You also cannot contribute if you are "claimed as a dependent on someone else's tax return," she said, or if you're enrolled in Medicare. Anyone who receives Social Security benefits is automatically enrolled in Medicare part A and, thus, not allowed to contribute to a HSA.

As with any personal savings account, HSAs are custodied at a financial institution, and you can pick the institution (there's a broad variety these days). Most don't have an annual fee, although she notes that many of them used to, so be careful. You might choose your own bank or, if you're making contributions through a payroll deduction, consider your employer's bank. There's now a wide assortment of investment options, too, so choose carefully.

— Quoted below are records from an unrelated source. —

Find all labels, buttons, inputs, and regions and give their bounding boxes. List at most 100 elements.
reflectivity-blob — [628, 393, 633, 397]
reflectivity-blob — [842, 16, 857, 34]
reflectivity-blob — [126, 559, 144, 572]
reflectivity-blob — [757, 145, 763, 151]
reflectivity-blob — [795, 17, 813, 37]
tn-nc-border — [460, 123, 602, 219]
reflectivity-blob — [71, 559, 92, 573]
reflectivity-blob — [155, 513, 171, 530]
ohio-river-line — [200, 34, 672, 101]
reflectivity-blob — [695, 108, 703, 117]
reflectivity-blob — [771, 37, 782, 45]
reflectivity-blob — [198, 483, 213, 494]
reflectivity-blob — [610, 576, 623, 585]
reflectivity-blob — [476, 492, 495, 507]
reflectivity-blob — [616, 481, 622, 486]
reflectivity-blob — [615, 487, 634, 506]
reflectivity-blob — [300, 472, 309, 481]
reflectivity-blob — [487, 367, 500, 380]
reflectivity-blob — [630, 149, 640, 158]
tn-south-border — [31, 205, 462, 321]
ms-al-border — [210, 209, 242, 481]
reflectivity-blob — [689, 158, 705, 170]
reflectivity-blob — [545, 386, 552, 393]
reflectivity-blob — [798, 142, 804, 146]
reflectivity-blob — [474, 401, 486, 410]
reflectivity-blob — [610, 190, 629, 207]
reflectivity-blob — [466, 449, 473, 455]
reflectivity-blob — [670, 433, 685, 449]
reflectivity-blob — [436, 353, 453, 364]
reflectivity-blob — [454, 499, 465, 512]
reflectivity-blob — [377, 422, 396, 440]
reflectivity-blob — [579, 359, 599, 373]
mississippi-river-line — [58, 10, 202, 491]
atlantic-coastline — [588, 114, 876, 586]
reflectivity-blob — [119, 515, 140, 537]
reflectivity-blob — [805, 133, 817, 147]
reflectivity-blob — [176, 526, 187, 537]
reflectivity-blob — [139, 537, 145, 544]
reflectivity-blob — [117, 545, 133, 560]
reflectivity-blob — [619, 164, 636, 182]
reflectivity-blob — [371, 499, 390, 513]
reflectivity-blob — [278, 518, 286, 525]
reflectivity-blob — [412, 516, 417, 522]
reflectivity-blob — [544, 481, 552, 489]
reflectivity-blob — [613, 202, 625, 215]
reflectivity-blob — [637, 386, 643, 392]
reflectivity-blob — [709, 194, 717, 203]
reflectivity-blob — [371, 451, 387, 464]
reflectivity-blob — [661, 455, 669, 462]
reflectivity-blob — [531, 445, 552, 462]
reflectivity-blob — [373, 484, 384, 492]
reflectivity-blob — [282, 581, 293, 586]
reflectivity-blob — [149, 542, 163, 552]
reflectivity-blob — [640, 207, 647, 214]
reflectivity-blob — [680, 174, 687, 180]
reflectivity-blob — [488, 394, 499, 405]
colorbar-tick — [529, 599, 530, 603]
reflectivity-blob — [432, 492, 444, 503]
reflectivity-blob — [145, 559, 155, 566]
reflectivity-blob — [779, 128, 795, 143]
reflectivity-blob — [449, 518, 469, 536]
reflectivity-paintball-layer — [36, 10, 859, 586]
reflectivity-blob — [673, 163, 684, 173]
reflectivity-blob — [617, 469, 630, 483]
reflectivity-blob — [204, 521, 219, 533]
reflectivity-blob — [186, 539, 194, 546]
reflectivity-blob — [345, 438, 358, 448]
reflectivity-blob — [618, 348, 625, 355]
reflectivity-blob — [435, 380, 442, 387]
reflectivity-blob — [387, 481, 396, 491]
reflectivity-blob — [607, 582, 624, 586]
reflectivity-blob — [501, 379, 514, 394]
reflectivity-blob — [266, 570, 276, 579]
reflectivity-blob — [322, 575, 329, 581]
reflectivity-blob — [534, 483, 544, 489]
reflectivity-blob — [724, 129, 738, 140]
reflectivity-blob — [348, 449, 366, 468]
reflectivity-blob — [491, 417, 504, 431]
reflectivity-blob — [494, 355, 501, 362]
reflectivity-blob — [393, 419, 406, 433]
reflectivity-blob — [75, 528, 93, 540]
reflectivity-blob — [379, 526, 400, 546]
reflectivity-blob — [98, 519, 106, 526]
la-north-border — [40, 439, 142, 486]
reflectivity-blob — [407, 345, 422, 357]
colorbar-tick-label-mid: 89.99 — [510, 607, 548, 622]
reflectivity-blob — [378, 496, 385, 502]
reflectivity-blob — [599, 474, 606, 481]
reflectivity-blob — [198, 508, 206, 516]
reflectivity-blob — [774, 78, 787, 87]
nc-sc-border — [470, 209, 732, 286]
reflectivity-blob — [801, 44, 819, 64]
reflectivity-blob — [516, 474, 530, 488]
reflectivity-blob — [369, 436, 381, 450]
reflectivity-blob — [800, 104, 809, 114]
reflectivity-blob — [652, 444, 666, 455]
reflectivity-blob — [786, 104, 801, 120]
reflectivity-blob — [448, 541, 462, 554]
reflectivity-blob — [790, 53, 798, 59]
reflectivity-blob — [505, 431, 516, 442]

Yet there are contribution limits. Last year the maximum individual contribution was $3,350, and contributions through April 15, 2017, can count toward 2016's limit. This year the individual maximum is $3,400. The maximum family contribution remains at $6,750. "That's pretax," she noted, a benefit that clients are "picking up at the go-in." Contributions up to the annual limit can be deducted from federal income taxes and from many states' taxes, too. "Check out your particular state," she advised.

Additionally, those who are 55 or older can contribute an extra $1,000 per person per year (but married couples cannot add $2,000 to a shared HSA; instead, each spouse can add $1,000 to his or her individual HSA).

Note that if employers (or loved ones) make contributions for their employees, it doesn't count toward the employee's individual tax deductions.